As financial centres around the world grapple with the rising popularity of digital assets, Singapore continues to cement its position as a forward-looking global crypto hub.
Written by Takatoshi Shibayama, Head of Sales APAC – Copper, on 25 November 2021. First published in Digital Bytes, 5 January 2022.
With the digital asset market currently valued in the region of $2.5 trillion, it’s no surprise that regulators from all over the world are looking to create a clear roadmap for investors to securely engage with this rapidly growing industry.
Leading the way is Singapore, whose digital asset regulations require crypto payment service providers to be licensed by the MAS.
As financial centres around the world grapple with the rising popularity of digital assets, Singapore continues to cement its position as a forward-looking global crypto hub – competing with the likes of Switzerland and Malta. Over the past three years, the Monetary Authority of Singapore (MAS) has been putting in place stringent regulation to help institutional investors and the retail market mitigate the multitude of risks associated with digital assets.
“Singapore currently has some of the toughest and most rigorous requirements of any jurisdiction in Asia for the licensing of digital asset businesses.” Takatoshi Shibayama, Head of Sales APAC at Copper, said. “Following China’s ban on cryptocurrencies, proposed obstacles to crypto trading in India, continued confusion in South Korea and Hong Kong facing criticism for limiting digital asset trading to professional investors – Singapore is eager to pave the way in Asia for a clear crypto regulatory framework that delivers on the trust quotient.”
Since January 2020, digital asset firms have been able to apply for operating licences under the Payment Services Act – a law that regulates companies handling the buying, selling, holding or transferring of cryptoassets. Many of the world’s biggest crypto exchanges, including Gemini, Coinbase and Crypto.com, have all applied for licences to operate.

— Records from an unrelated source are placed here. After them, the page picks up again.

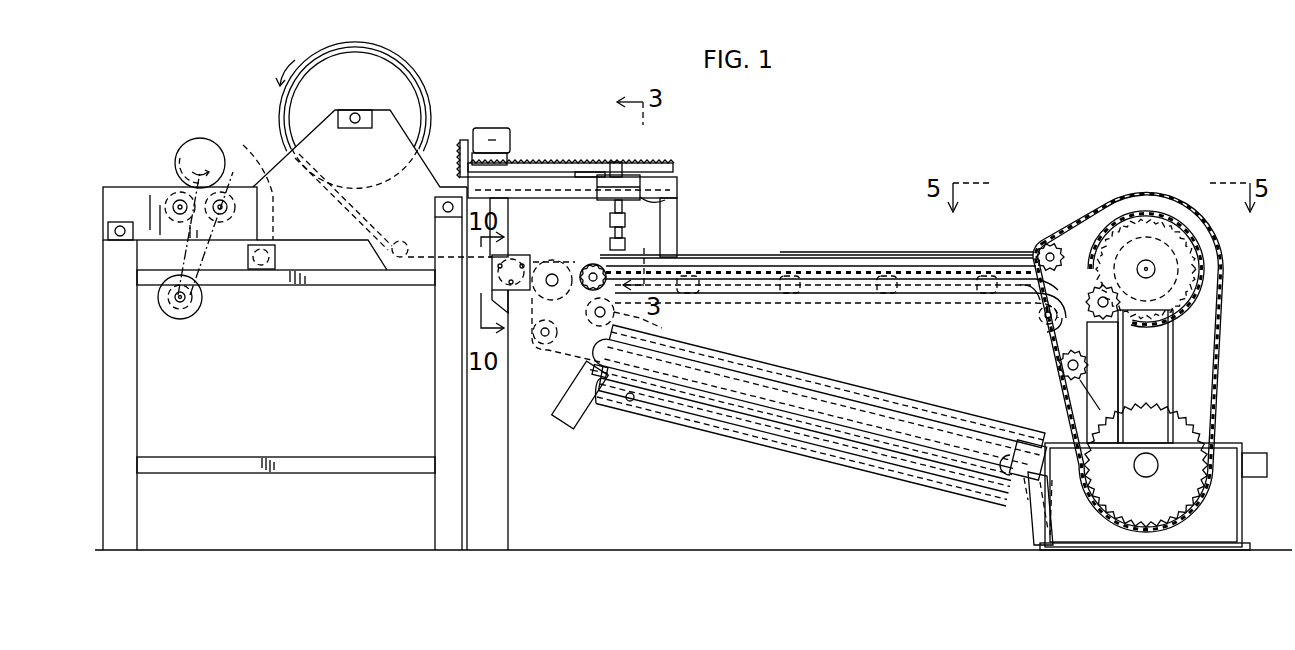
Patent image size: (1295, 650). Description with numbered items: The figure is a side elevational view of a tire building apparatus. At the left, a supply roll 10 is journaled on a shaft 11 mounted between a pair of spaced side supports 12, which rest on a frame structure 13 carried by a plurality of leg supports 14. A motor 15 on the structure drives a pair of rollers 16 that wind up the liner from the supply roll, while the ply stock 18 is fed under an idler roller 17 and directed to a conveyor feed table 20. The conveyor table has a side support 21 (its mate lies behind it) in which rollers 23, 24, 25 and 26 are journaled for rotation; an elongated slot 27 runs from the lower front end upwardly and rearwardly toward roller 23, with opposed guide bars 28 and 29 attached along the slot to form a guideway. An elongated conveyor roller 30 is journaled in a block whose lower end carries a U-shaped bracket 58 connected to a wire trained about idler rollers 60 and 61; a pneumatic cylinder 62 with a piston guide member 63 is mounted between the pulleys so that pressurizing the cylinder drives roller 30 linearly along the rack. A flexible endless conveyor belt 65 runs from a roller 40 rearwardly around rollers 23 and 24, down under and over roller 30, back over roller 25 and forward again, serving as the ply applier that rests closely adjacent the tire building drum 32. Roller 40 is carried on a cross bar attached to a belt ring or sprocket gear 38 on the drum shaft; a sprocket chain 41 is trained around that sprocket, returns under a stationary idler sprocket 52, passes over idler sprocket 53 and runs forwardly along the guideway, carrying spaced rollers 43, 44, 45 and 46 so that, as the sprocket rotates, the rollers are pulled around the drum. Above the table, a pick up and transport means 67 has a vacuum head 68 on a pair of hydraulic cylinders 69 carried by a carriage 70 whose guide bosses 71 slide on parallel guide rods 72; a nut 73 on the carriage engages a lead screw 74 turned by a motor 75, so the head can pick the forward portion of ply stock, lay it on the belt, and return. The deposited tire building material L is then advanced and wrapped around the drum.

The supply roll 10 is at (389, 52).
The shaft 11 is at (358, 112).
The side supports 12 is at (400, 125).
The frame structure 13 is at (358, 288).
The leg supports 14 is at (133, 437).
The motor 15 is at (196, 316).
The rollers 16 is at (178, 192).
The idler roller 17 is at (402, 241).
The ply stock 18 is at (340, 216).
The conveyor feed table 20 is at (778, 185).
The side support 21 is at (958, 371).
The roller 23 is at (541, 258).
The roller 24 is at (548, 353).
The roller 25 is at (650, 323).
The roller 26 is at (1041, 323).
The elongated slot 27 is at (768, 377).
The guide bar 28 is at (723, 405).
The guide bar 29 is at (838, 390).
The conveyor roller 30 is at (1012, 458).
The tire building drum 32 is at (1167, 215).
The sprocket gear 38 is at (1214, 275).
The roller 40 is at (1118, 316).
The sprocket chain 41 is at (1130, 192).
The roller 43 is at (687, 276).
The roller 44 is at (786, 276).
The roller 45 is at (882, 276).
The roller 46 is at (986, 276).
The idler sprocket 52 is at (1047, 243).
The idler sprocket 53 is at (583, 243).
The U-shaped bracket 58 is at (1028, 492).
The idler roller 60 is at (566, 385).
The idler roller 61 is at (1056, 515).
The pneumatic cylinder 62 is at (807, 450).
The piston guide member 63 is at (632, 402).
The conveyor belt 65 is at (740, 200).
The pick up and transport means 67 is at (668, 136).
The vacuum head 68 is at (610, 220).
The hydraulic cylinders 69 is at (586, 172).
The carriage 70 is at (630, 175).
The guide bosses 71 is at (623, 212).
The guide rods 72 is at (662, 198).
The nut 73 is at (612, 162).
The lead screw 74 is at (535, 163).
The motor 75 is at (495, 128).
The tire building material L is at (832, 252).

One of the latest digital asset firms to announce plans of obtaining a license and establishing a presence in Singapore is Circle, the issuer of the second-largest stablecoin, USDC. While they wait for their licence, many firms have been granted exemptions, meaning they can serve retail and institutional investors.
However, the MAS’ tough regulatory requirements has also led to leading players quitting the race.
Just weeks after a Chinese state crackdown on digital assets forced Huobi to stop its China operations, the exchange then announced the suspension of its services in Singapore, in lieu of increasing regulatory oversight. Meanwhile Binance, the world’s largest exchange by trading volume, was recently shown the red card by the MAS. In September 2021, the regulator ordered the exchange to cease providing payment services, forcing Singaporeans to withdraw their funds to store in MAS-approved crypto exchanges.
Just a week after Binance was shown the door, DBS Vickers – the brokerage arm of DBS Bank – secured a licence to offer digital payment token services. Australian crypto exchange, Independent Reserve, which describes itself as a ‘pro-regulation exchange’, followed suit in obtaining a MAS license (becoming the world’s first foreign crypto exchange to do so).
Most recently (sometime in mid November 2021), Singapore-based crypto exchange Coinhako, became the first local non-bank crypto exchange to announce that it had received an in-principal approval from MAS.
MAS Managing Director, Ravi Menon, recently said in an interview: “We don’t need 160 of them to set up shop here. Half of them can do so, but with very high standards, that I think is a better outcome.”
Copper’s Takatoshi believes that the coveted MAS license, which calls for digital assets to become subject to some of the toughest rules, is what sets this small island nation apart from other crypto-friendly jurisdictions.“It’s thought that about 20% of the 170 applications have been withdrawn or rejected by the MAS for not making the grade on money laundering controls, terrorism financing or technology risks.”
He said. “The clear priority is to keep both companies and users safe. I can certainly see the Singapore regulator’s approach to digital assets acting as a cookie-cutter model for other jurisdictions in Asia and Europe.”
He adds that the wider government is actively trying to understand decentralised technology, remarking that the appetite and interest for crypto in Singapore has even extended to the country’s sovereign wealth funds.
“Throughout the past year, both GIC and Temasek have been at the forefront of institutional allocations to blockchain and crypto technologies. Temasek is a backer of both FTX and Binance, while GIC earlier in 2021 invested in the parent company of crypto exchange OSL.”
“The future for digital asset regulation is still taking shape, and Singapore is one of the few jurisdictions setting clear rules and regulations of this complex sector. However as the fast-growing crypto industry evolves, regulators will need to work extra hard to keep pace. I definitely believe that Singapore is well-positioned to lead the world in enhancing investor confidence in digital assets, and look forward to the nation continuing to galvanise its global fintech hub status at the same time.” Takatoshi concluded.